You’re currently developing a framework for the Zero Outage industry standard to share with other organizations later on. What exactly does the framework contain and when should it be ready to use?

The framework is ready to use right now. We’ve already defined it and published the first release with extensive definitions, particularly for processes, training and security. The platform level of the initial framework still needs some content tweaks here and there. From now on, our job will be to gradually update and refine the standard as requirements change.

When will customers of the association’s members start benefiting from the Zero Outage industry standard and what concrete advantages will companies and consumers enjoy?

Here’s where it gets exciting!

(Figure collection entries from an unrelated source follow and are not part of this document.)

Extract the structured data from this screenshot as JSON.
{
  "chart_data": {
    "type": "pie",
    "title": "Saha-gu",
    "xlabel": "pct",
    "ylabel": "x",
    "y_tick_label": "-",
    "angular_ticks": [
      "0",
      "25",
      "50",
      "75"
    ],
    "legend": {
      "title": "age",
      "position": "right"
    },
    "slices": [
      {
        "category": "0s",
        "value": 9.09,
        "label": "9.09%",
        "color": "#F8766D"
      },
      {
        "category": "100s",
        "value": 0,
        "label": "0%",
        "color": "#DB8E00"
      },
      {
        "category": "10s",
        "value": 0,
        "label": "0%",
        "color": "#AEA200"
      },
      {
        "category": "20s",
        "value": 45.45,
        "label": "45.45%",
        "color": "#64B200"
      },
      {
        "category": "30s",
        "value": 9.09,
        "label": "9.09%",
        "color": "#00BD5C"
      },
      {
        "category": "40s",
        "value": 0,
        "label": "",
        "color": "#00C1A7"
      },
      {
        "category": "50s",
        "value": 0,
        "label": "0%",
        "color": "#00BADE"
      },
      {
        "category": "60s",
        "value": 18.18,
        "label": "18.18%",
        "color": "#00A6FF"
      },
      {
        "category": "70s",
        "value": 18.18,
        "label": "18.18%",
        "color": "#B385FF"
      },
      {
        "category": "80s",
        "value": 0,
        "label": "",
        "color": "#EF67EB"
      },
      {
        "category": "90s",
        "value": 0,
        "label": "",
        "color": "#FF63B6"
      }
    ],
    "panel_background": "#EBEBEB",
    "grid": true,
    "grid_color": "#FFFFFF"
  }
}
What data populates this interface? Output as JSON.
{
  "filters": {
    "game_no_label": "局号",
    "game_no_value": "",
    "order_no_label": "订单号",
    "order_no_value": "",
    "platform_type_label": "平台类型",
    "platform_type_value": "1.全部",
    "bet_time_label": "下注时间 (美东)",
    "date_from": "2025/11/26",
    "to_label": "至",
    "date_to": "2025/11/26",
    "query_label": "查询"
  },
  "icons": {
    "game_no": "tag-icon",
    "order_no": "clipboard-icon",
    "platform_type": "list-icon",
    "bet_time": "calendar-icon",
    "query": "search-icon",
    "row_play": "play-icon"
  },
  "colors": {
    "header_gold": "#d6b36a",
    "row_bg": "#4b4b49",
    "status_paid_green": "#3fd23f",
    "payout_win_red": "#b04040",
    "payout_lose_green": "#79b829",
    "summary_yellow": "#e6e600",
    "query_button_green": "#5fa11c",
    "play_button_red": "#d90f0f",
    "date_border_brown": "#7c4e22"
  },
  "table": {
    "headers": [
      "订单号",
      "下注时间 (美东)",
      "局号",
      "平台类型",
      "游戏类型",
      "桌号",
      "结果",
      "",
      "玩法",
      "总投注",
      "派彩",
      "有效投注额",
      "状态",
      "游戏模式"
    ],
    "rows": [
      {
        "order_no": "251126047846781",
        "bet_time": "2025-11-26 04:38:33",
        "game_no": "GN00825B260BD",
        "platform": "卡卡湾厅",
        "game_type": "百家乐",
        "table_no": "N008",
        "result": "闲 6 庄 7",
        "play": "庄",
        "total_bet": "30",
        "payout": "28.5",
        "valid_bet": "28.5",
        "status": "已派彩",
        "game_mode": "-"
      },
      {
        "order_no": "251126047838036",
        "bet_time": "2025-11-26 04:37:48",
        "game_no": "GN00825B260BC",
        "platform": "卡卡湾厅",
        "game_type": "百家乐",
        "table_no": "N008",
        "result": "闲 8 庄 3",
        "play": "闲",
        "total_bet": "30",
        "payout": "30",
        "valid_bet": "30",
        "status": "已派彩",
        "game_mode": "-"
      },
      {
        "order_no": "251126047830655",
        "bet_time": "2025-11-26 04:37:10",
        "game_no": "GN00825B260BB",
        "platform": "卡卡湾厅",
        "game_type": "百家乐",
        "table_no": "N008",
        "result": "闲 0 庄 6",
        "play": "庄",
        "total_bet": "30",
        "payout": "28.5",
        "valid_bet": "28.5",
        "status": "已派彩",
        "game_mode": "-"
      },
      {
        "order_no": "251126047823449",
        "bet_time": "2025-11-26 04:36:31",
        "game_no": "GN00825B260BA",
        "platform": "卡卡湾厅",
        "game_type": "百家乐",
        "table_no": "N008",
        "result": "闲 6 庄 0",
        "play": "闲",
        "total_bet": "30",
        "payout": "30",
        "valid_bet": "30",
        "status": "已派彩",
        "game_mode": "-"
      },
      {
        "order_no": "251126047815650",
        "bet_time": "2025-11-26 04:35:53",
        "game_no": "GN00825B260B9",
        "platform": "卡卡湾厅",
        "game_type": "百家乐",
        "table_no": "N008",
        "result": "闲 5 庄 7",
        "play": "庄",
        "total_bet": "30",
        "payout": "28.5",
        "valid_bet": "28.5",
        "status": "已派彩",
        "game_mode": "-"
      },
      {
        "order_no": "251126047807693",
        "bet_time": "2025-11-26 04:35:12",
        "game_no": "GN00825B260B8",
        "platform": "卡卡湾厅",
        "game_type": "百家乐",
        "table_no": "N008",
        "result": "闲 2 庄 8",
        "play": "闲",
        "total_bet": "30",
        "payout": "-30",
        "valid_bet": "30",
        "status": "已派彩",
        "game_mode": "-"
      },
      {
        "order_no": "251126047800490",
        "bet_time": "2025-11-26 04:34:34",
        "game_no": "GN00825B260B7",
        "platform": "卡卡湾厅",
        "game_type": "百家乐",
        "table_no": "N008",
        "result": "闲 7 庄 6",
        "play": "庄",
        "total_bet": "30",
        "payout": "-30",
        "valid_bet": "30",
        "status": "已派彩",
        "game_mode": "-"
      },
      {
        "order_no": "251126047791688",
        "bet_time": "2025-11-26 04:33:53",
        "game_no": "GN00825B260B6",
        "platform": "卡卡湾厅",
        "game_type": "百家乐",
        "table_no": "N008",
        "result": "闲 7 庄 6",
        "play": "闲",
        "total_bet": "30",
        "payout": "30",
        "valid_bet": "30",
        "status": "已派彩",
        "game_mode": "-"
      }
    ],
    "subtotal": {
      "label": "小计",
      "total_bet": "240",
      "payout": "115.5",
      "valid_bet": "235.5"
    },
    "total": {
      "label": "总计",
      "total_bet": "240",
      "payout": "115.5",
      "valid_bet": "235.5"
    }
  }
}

Customers won’t benefit until the association members start complying with the standard. It is when companies begin to base their components or system solutions on the standard that things become interesting for customers. Let me give an example: once a manufacturer like Cisco starts marketing Zero Outage versions of equipment that are significantly less error-prone because they’ve completed special maturity and testing processes, system integrators like T-Systems can begin to build solutions made solely from Zero Outage components.

Have you encountered any challenges that the association didn’t anticipate?

Things have been harmonious so far since all the companies are collaborating as equal partners despite having very different technical philosophies. All the major storage vendors have joined the association, after all. And if people have opposite views, that leads to good discussions. We expect this dynamic to pick up a little now that we’re refining the technology level.

Have other companies signaled their interest in joining?

We’re excited that IBM recently decided to come on board. The whole company joined, including its professional services, hardware and software divisions. That’s quite a coup. Right now, we’re in talks with several interested companies and will be welcoming new partners shortly.

What are the association’s next milestones?

First, we will publish Release 2 and 3 of the standard in spring and winter 2017. These releases will be fascinating from a technical perspective because they incrementally add new standards to the technology level, one layer at a time. We have a roadmap and plan to make considerable headway with each release. Our second milestone will be our new roadshows that we hope will bring even more key players on board. Also, we will be looking into opportunities to expand our offering in the access provider space.

What does it mean to you personally to be elected as the association’s chairman?

It’s primarily a big responsibility, first as its ‘midwife’ and then as its ‘father’ for the first year. People say that organizations are like newborns: the first years are the most important and most formative period in their lives. And so I now have to invest a lot of time and energy in developing our idea until it’s mature enough to run under its own power. But the chairmanship is more than a big responsibility; it’s also an opportunity. Watching the best practices from T-Systems’ internal quality program evolve into an industry standard is a dream come true. Five years ago, who would have foreseen that happening? I didn’t, to be honest.